Today's research acknowledges the danger of "a deep-seated fear ... that accepting the importance of genetics justifies inequities - educating the best and forgetting the rest".
However, it adds: "Depending on one's values, the opposite position could also be taken, such as putting more educational resources into the lower end of the distribution to guarantee that all children reach minimal standards of literacy and numeracy."
The study, based on 11,117 identical and non-identical twins, shows that a child's genes are a more important indicator of educational performance across all the core subjects - accounting for 52 per cent of the difference in scores in English, 55 per cent in maths and 58 per cent in science.
"The significance of these findings is that individual differences in educational achievement at the end of compulsory education are not primarily an index of the quality of teachers or schools," the report says. "Much more of the variance of GCSE scores can be attributed to genetics than to school or family environment."
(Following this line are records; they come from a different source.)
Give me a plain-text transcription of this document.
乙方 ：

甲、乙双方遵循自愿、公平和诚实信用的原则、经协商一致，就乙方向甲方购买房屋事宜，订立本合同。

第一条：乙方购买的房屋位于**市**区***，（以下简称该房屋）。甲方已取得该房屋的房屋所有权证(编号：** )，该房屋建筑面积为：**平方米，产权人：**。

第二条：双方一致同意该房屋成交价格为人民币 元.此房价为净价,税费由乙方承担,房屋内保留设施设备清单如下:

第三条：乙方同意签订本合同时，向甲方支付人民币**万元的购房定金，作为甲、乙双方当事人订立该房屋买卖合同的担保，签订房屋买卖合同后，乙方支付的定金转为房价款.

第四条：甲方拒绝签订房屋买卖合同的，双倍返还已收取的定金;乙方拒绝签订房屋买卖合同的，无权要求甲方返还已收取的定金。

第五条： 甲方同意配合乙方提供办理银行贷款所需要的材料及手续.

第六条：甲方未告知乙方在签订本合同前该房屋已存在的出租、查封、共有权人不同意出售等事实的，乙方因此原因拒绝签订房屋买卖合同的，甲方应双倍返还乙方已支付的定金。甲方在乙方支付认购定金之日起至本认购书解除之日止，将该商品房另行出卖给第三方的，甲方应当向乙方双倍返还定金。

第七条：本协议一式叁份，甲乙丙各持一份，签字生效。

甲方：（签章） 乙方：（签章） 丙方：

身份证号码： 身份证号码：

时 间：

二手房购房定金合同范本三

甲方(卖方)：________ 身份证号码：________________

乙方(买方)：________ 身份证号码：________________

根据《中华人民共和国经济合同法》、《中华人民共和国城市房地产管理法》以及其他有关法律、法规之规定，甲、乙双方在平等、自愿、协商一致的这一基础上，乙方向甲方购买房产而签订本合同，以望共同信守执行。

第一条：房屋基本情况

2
The researchers compared the exam performance of identical twins who share 100 per cent of their genes with non-identical twins who share on average 50 per cent of their genes. They argued that - if identical twins' exam scores were more alike than those of non-identical twins -the difference was due to genetics rather than environment.
They added: "A remarkable finding is that the estimates of heritability and shared environmental influence do not differ substantially across diverse subjects. The humanities subjects have the lowest estimate (40 per cent) and science subjects the highest."
The researchers said that a previous study which showed strong genetic influence on performance in the early years had been "surprising" but it was even more so to find such a strong link at GCSE level. "The surprise stems from thinking that, as these subjects are taught at school, differences in educational achievement are primarily due to differences in teaching," they added.
Nicholas Shakeshaft, lead author of the paper and a PhD student at the Institute of Psychiatry at King's College London, said: "Children differ in how easily they learn at school. Our research shows that differences in students' educational achievement owe more to nature than nurture."
The researchers argue that it could be expected that countries with a "one-size-fits all" national curriculum - as the UK has - might yield higher heritability estimates than countries with a more flexible system.
However, they add that "one major misconception" of their findings would be to conclude genetic influences "diminish the importance of schools". "The differential impact between good and bad schools is not great," the report adds, "but the difference between schools and no schools is likely to be enormous".
Instead, the findings argue an individually tailored approach to a child's education is more likely to combat any lack in performance due to genes rather a universal, one-size-fits-all approach to the curriculum.
Earlier, Dr Claire Haworth, from Warwick University and deputy director of the twins programme, argued genetics should be covered in teacher training - especially if it helped trainees to explain variations in the way different children learn.
Improving the understanding of genetics in schools was key to dispelling some of the myths around the science.